La prima edizione della rassegna è in programma giovedì 10 e venerdì 11 giugno tra il Castello Estense e il vicino Giardino delle Duchesse, e vedrà tra gli ospiti più noti l’attore Gioele Dix, lo scrittore e docente dell’Università IULM di Milano Luca Doninelli, il musicista Ambrogio Sparagna e Antonia Arslan, scrittrice e saggista armena (nota soprattutto per il romanzo “La masseria delle alloddole”), protagonista lo scorso 4 novembre dell’incontro “Siamo tutti armeni” in streaming proprio con Rondoni e organizzato dalla stessa Fondazione Zanotti.
La sera del 10 giugno in Castello la Arslan riceverà dal Sindaco Fabbri la cittadinanza onoraria di Ferrara. Una decisione maturata dal primo cittadino lo scorso aprile in seguito alle forti critiche rivolte dall’ambasciatore turco in Italia, Murat Salim Esenli, allo stesso Fabbri per aver ospitato il 23 aprile al Teatro Comunale lo spettacolo “Metz Yeghern. Il genocidio degli armeni tra memoria, negazioni e silenzi” con la stessa Arslan. Uno spettacolo che fece luce sulle deportazioni e le eliminazioni degli armeni perpetrate dall’Impero ottomano tra il 1915 e il 1916, che causarono circa 1,5 milioni di morti (nella stima degli storici, i due terzi degli armeni dell’Impero).
Tornando al tema del Festival, Rondoni nei giorni scorsi ha accettato di rispondere ad alcune domande de “La Voce” sul significato profondo del termine “fantasia”.
Il termine “fantasia” richiama il “mostrare”. Di solito si mostra ciò che è. La fantasia, quindi, permette di svelare il reale, oppure creando, va oltre la realtà già data?
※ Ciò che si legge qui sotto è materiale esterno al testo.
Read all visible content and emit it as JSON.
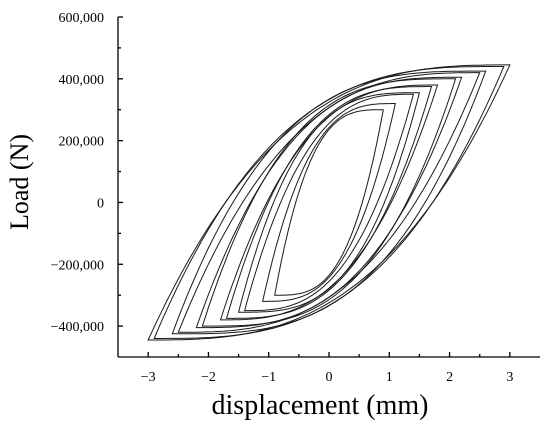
{
  "chart_data": {
    "type": "line",
    "title": "",
    "xlabel": "displacement (mm)",
    "ylabel": "Load (N)",
    "xlim": [
      -3.5,
      3.5
    ],
    "ylim": [
      -500000,
      600000
    ],
    "x_ticks": [
      -3,
      -2,
      -1,
      0,
      1,
      2,
      3
    ],
    "x_tick_labels": [
      "−3",
      "−2",
      "−1",
      "0",
      "1",
      "2",
      "3"
    ],
    "y_ticks": [
      -400000,
      -200000,
      0,
      200000,
      400000,
      600000
    ],
    "y_tick_labels": [
      "−400,000",
      "−200,000",
      "0",
      "200,000",
      "400,000",
      "600,000"
    ],
    "grid": false,
    "legend": "none",
    "line_color": "#1a1a1a",
    "series": [
      {
        "amplitude": 0.9,
        "peak_load": 300000
      },
      {
        "amplitude": 1.1,
        "peak_load": 320000
      },
      {
        "amplitude": 1.4,
        "peak_load": 350000
      },
      {
        "amplitude": 1.5,
        "peak_load": 355000
      },
      {
        "amplitude": 1.7,
        "peak_load": 375000
      },
      {
        "amplitude": 1.8,
        "peak_load": 380000
      },
      {
        "amplitude": 2.1,
        "peak_load": 400000
      },
      {
        "amplitude": 2.2,
        "peak_load": 405000
      },
      {
        "amplitude": 2.5,
        "peak_load": 420000
      },
      {
        "amplitude": 2.6,
        "peak_load": 425000
      },
      {
        "amplitude": 2.9,
        "peak_load": 440000
      },
      {
        "amplitude": 3.0,
        "peak_load": 445000
      }
    ]
  }
}
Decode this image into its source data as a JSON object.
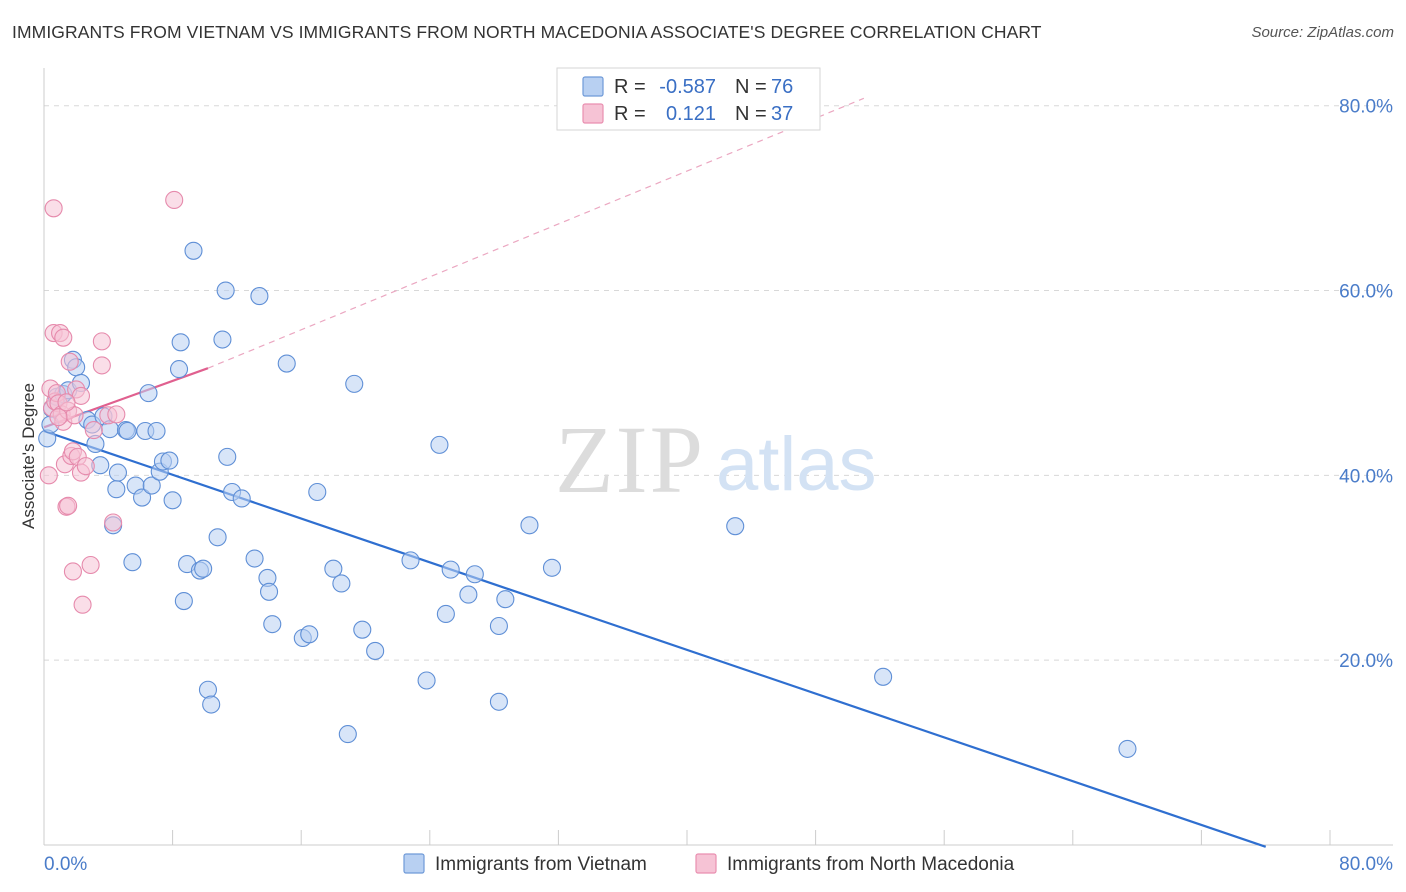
{
  "title": "IMMIGRANTS FROM VIETNAM VS IMMIGRANTS FROM NORTH MACEDONIA ASSOCIATE'S DEGREE CORRELATION CHART",
  "source": "Source: ZipAtlas.com",
  "watermark": {
    "zip": "ZIP",
    "atlas": "atlas"
  },
  "colors": {
    "blue": "#4a7cc9",
    "blue_fill": "#b8d0f2",
    "blue_line": "#2f6fd0",
    "pink": "#e87fa6",
    "pink_fill": "#f6c3d5",
    "pink_line": "#e0608f",
    "grid": "#d8d8d8"
  },
  "legend": {
    "rows": [
      {
        "r_label": "R =",
        "r_value": "-0.587",
        "n_label": "N =",
        "n_value": "76"
      },
      {
        "r_label": "R =",
        "r_value": "0.121",
        "n_label": "N =",
        "n_value": "37"
      }
    ]
  },
  "bottom_legend": [
    "Immigrants from Vietnam",
    "Immigrants from North Macedonia"
  ],
  "chart_data": {
    "type": "scatter",
    "ylabel": "Associate's Degree",
    "xlim": [
      0,
      80
    ],
    "ylim": [
      0,
      83
    ],
    "x_tick_labels": [
      {
        "value": 0,
        "label": "0.0%"
      },
      {
        "value": 80,
        "label": "80.0%"
      }
    ],
    "y_tick_labels": [
      {
        "value": 20,
        "label": "20.0%"
      },
      {
        "value": 40,
        "label": "40.0%"
      },
      {
        "value": 60,
        "label": "60.0%"
      },
      {
        "value": 80,
        "label": "80.0%"
      }
    ],
    "x_minor_ticks": [
      8,
      16,
      24,
      32,
      40,
      48,
      56,
      64,
      72,
      80
    ],
    "series": [
      {
        "name": "Immigrants from Vietnam",
        "color": "blue",
        "trend": {
          "x0": 0,
          "y0": 44.8,
          "x1": 76,
          "y1": -0.2,
          "style": "solid"
        },
        "points": [
          [
            0.2,
            44.0
          ],
          [
            0.5,
            47.2
          ],
          [
            0.8,
            48.5
          ],
          [
            1.2,
            48.8
          ],
          [
            1.5,
            49.2
          ],
          [
            1.8,
            52.5
          ],
          [
            2.0,
            51.7
          ],
          [
            2.3,
            50.0
          ],
          [
            2.7,
            46.0
          ],
          [
            3.0,
            45.5
          ],
          [
            3.2,
            43.4
          ],
          [
            3.5,
            41.1
          ],
          [
            3.7,
            46.4
          ],
          [
            4.1,
            45.0
          ],
          [
            4.3,
            34.6
          ],
          [
            4.5,
            38.5
          ],
          [
            4.6,
            40.3
          ],
          [
            5.1,
            44.9
          ],
          [
            5.2,
            44.8
          ],
          [
            5.5,
            30.6
          ],
          [
            5.7,
            38.9
          ],
          [
            6.1,
            37.6
          ],
          [
            6.3,
            44.8
          ],
          [
            6.5,
            48.9
          ],
          [
            6.7,
            38.9
          ],
          [
            7.0,
            44.8
          ],
          [
            7.2,
            40.4
          ],
          [
            7.4,
            41.5
          ],
          [
            7.8,
            41.6
          ],
          [
            8.0,
            37.3
          ],
          [
            8.4,
            51.5
          ],
          [
            8.5,
            54.4
          ],
          [
            8.7,
            26.4
          ],
          [
            8.9,
            30.4
          ],
          [
            9.3,
            64.3
          ],
          [
            9.7,
            29.7
          ],
          [
            9.9,
            29.9
          ],
          [
            10.2,
            16.8
          ],
          [
            10.4,
            15.2
          ],
          [
            10.8,
            33.3
          ],
          [
            11.1,
            54.7
          ],
          [
            11.3,
            60.0
          ],
          [
            11.4,
            42.0
          ],
          [
            11.7,
            38.2
          ],
          [
            12.3,
            37.5
          ],
          [
            13.1,
            31.0
          ],
          [
            13.4,
            59.4
          ],
          [
            13.9,
            28.9
          ],
          [
            14.0,
            27.4
          ],
          [
            14.2,
            23.9
          ],
          [
            15.1,
            52.1
          ],
          [
            16.1,
            22.4
          ],
          [
            16.5,
            22.8
          ],
          [
            17.0,
            38.2
          ],
          [
            18.0,
            29.9
          ],
          [
            18.5,
            28.3
          ],
          [
            18.9,
            12.0
          ],
          [
            19.3,
            49.9
          ],
          [
            19.8,
            23.3
          ],
          [
            20.6,
            21.0
          ],
          [
            22.8,
            30.8
          ],
          [
            23.8,
            17.8
          ],
          [
            24.6,
            43.3
          ],
          [
            25.0,
            25.0
          ],
          [
            25.3,
            29.8
          ],
          [
            26.4,
            27.1
          ],
          [
            26.8,
            29.3
          ],
          [
            28.3,
            23.7
          ],
          [
            28.3,
            15.5
          ],
          [
            28.7,
            26.6
          ],
          [
            30.2,
            34.6
          ],
          [
            31.6,
            30.0
          ],
          [
            43.0,
            34.5
          ],
          [
            52.2,
            18.2
          ],
          [
            67.4,
            10.4
          ],
          [
            0.4,
            45.5
          ]
        ]
      },
      {
        "name": "Immigrants from North Macedonia",
        "color": "pink",
        "trend": {
          "x0": 0,
          "y0": 45.2,
          "x1": 10.2,
          "y1": 51.6,
          "style": "solid",
          "ext_x1": 51.0,
          "ext_y1": 80.8
        },
        "points": [
          [
            0.3,
            40.0
          ],
          [
            0.4,
            49.4
          ],
          [
            0.5,
            47.3
          ],
          [
            0.6,
            55.4
          ],
          [
            0.6,
            68.9
          ],
          [
            0.7,
            48.0
          ],
          [
            0.8,
            48.9
          ],
          [
            0.9,
            47.8
          ],
          [
            1.0,
            55.4
          ],
          [
            1.1,
            46.6
          ],
          [
            1.2,
            45.8
          ],
          [
            1.2,
            54.9
          ],
          [
            1.3,
            41.2
          ],
          [
            1.4,
            36.6
          ],
          [
            1.5,
            36.7
          ],
          [
            1.5,
            47.0
          ],
          [
            1.6,
            52.3
          ],
          [
            1.7,
            42.1
          ],
          [
            1.8,
            42.6
          ],
          [
            1.8,
            29.6
          ],
          [
            1.9,
            46.5
          ],
          [
            2.0,
            49.3
          ],
          [
            2.1,
            42.0
          ],
          [
            2.3,
            48.6
          ],
          [
            2.3,
            40.3
          ],
          [
            2.4,
            26.0
          ],
          [
            2.6,
            41.0
          ],
          [
            2.9,
            30.3
          ],
          [
            3.1,
            44.9
          ],
          [
            3.6,
            54.5
          ],
          [
            3.6,
            51.9
          ],
          [
            4.0,
            46.5
          ],
          [
            4.3,
            34.9
          ],
          [
            4.5,
            46.6
          ],
          [
            8.1,
            69.8
          ],
          [
            0.9,
            46.3
          ],
          [
            1.4,
            47.9
          ]
        ]
      }
    ]
  }
}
«La fantasia, innanzitutto, è diversa dalla creatività, termine che non amo molto usare. La fantasia è il motore della creazione, mette in questione ciò che la realtà è, nella sua essenza più vera. Perché la realtà non è ciò che si vede, ma qualcosa di più profondo. Nella nostra epoca, domina, invece, una visione empiristica e materialistica: per questo è importante valorizzare la fantasia, che non è per nulla da intendere come fuga dalla realtà, anzi».
Recentemente ho letto una frase di Marco Pannella del ’73: “Non credo al potere, e ripudio perfino la fantasia se minaccia d’occuparlo”. Lei cosa ne pensa? Meglio la fantasia al potere o il potere della fantasia?
«Concordo con Pannella…La fantasia al potere è stato uno slogan del ’68 purtroppo rivelatosi vuoto. Il potere della fantasia, al contrario, permette di vedere e amare meglio le cose, la realtà».
È possibile “educare” alla fantasia?
«La fantasia può essere educata come tutte le qualità, o meglio, può essere coltivata. Il metodo educativo più adeguato, come per la pazienza o la tenacia, è quello dell’esempio, dell’osmosi. Un giovane non si innamora della poesia, della letteratura, o di qualsiasi altra disciplina, perché glielo dice, se non impone, l’insegnante, ma perché è attratto dalla passione e dall’amore che l’educatore ha per ciò che insegna, per ciò che vuole trasmettergli. Oggi, invece, spesso, anche nella scuola, l’educazione viene intesa come mero passaggio di nozioni, ma di vera educazione ce n’è poca».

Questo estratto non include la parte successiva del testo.